The tour began in the Soap Factory’s back yard, among the tall grass, abandoned train tracks, and the back sides of the old Pillsbury mills. There, as is my pedagogical wont, we talked vaguely about the nature of sidewalks. And after a short and largely failed interrogative exercise, I defined sidewalks for everyone. It went something like this: a sidewalk is “public space useful for moving between places.” Or, more intriguingly, a sidewalk is “the corona that surrounds movement.” At which point, intentionally obfuscating the issue, I explained how “many things that are sidewalks are not sidewalks, and many things that are not sidewalks are sidewalks.”

And with that made clear, we ventured off across the river. We stopped at the junction of the Metal-Matic factory and the Stone Arch Flats apartments, where my friend the ex-Cleveland urbanist Steven Gross told a story about living in the strangely industrial condominium complex.

We then walked across the stone arch bridge, where I stopped briefly to spin tales of Minneapolis’ milling past, including awesome details about Pettigrew’s Amusement Resort and Mineral Springs, the origins of Chute’s Cave, and the infamous “Nesmith Hoax” of 1866.

[Standing on the old rail tracks under the Milwaukee Road Depot cum parking lot.]

[Under the cathedralesque arches where Nicollet Avenue ought to be in the old Gateway Park.]

We then delved deeper into the downtown core to examine the old Milwaukee Road depot, before proceeding to the underside of certain skyways. Following a lengthy and failed attempt to actually enter the longest skyway in Minneapolis (thanks for trying Valentine!), we went to the “plaza” underneath the entrance of the ING building, where I tried to resurrect the essence of old Gateway Park.

Next our brave tour traversed the traffic-laden crosswalks across Hennepin Avenue, and entered the vast alleyway jungle of the Warehouse District to emerge at the wonderful treasure that is the alley behind the One on One Bike Studio where my bicycle messenger comrades were happily loitering (as per usual).

[Owen and I addressing the public in the One-on-One alleyway.]

At this point the tour became slightly more Situationist, as I led the entire group down a tempting desire path that inadvertently took everyone across the freeway on- and off-ramps for I-394. (Curse you, I-394!) And so we wandered through the alleys, stopping briefly to admire the beautiful Commutator Building, before heading down the Cedar Lake Extension to check out the old foundations underneath the Hennepin Avenue Bridge.

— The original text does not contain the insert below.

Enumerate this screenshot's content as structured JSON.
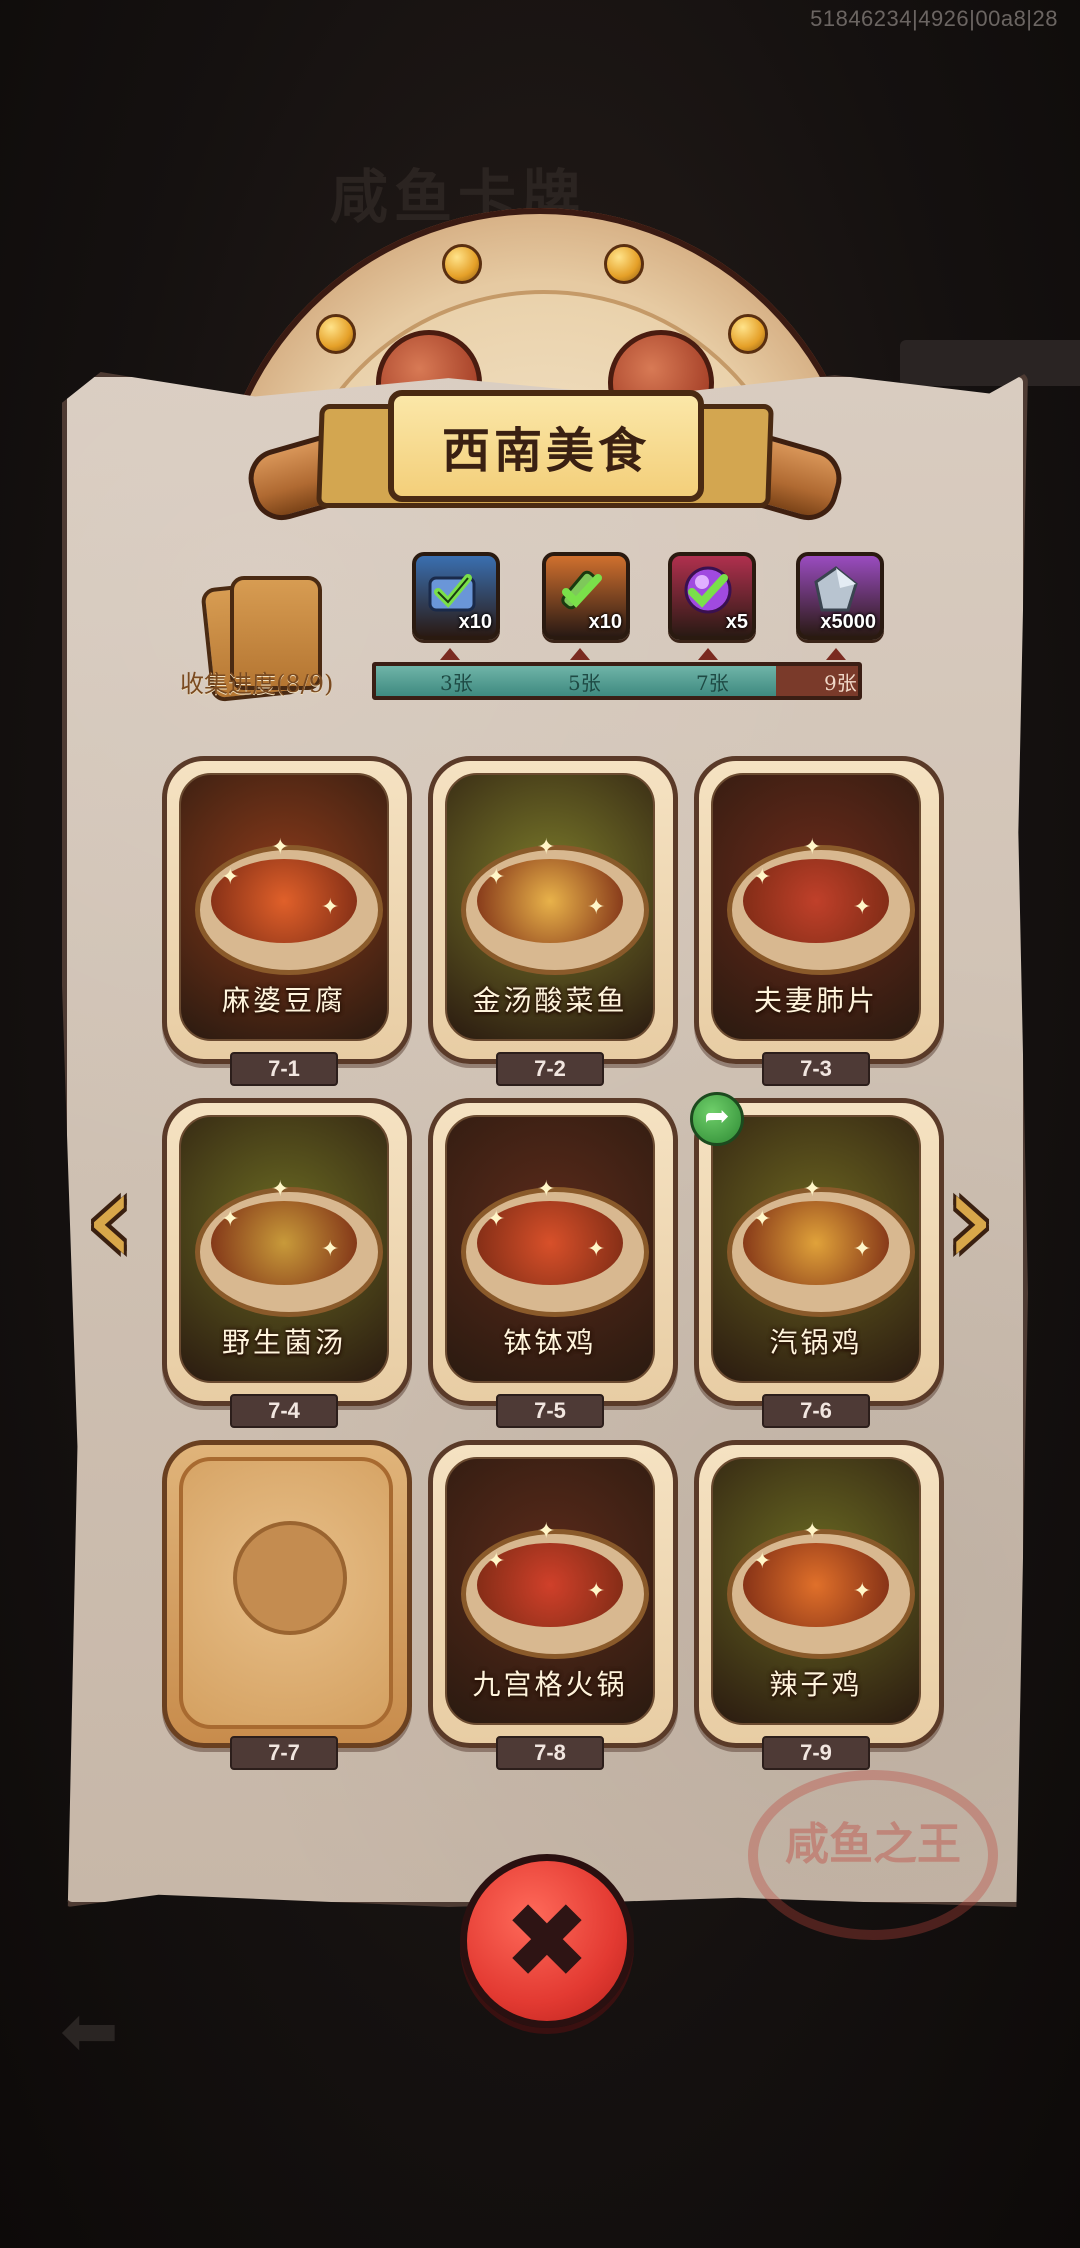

[People heading down the desire path.]

[A large group of people attempting to cross the freeway at the beginning of I-394.]

Finally, as the sun was going down and the mosquitoes were rabidly descending, we went onto Nicollet Island where I talked about how close the beautiful island had come to being razed and turned into a freeway. Then we, at long last, returned to St. Anthony and its lovely Main Street to admire its two failed urban renewal projects and its many beautifully restored ancient factories.

And so the tour was complete, many folks retreating to their homes, many others enjoying a few drinks at Vic’s (which was the only place large enough to seat us all). Thanks for the champagne, Janaki. And thanks to everyone for coming out. I’ve rarely enjoyed myself so much!

[Stopping to feed the mosquitoes on Nicollet Island.]

[The end of the tour, facing the neon lights of Main Street.]

PS. There are more Common Room tours each of the next two Wednesdays. Come along for the Smell-o-tour or the Wish List tour. Meet up at 6:30 at the Soap Factory. You probably won't regret it!


Reuben said...

This sounds like a great time. I would have loved to see the 394 Dash!

Alex said...

Bill this tour confirms that you are a mad genius. Sorry I missed it.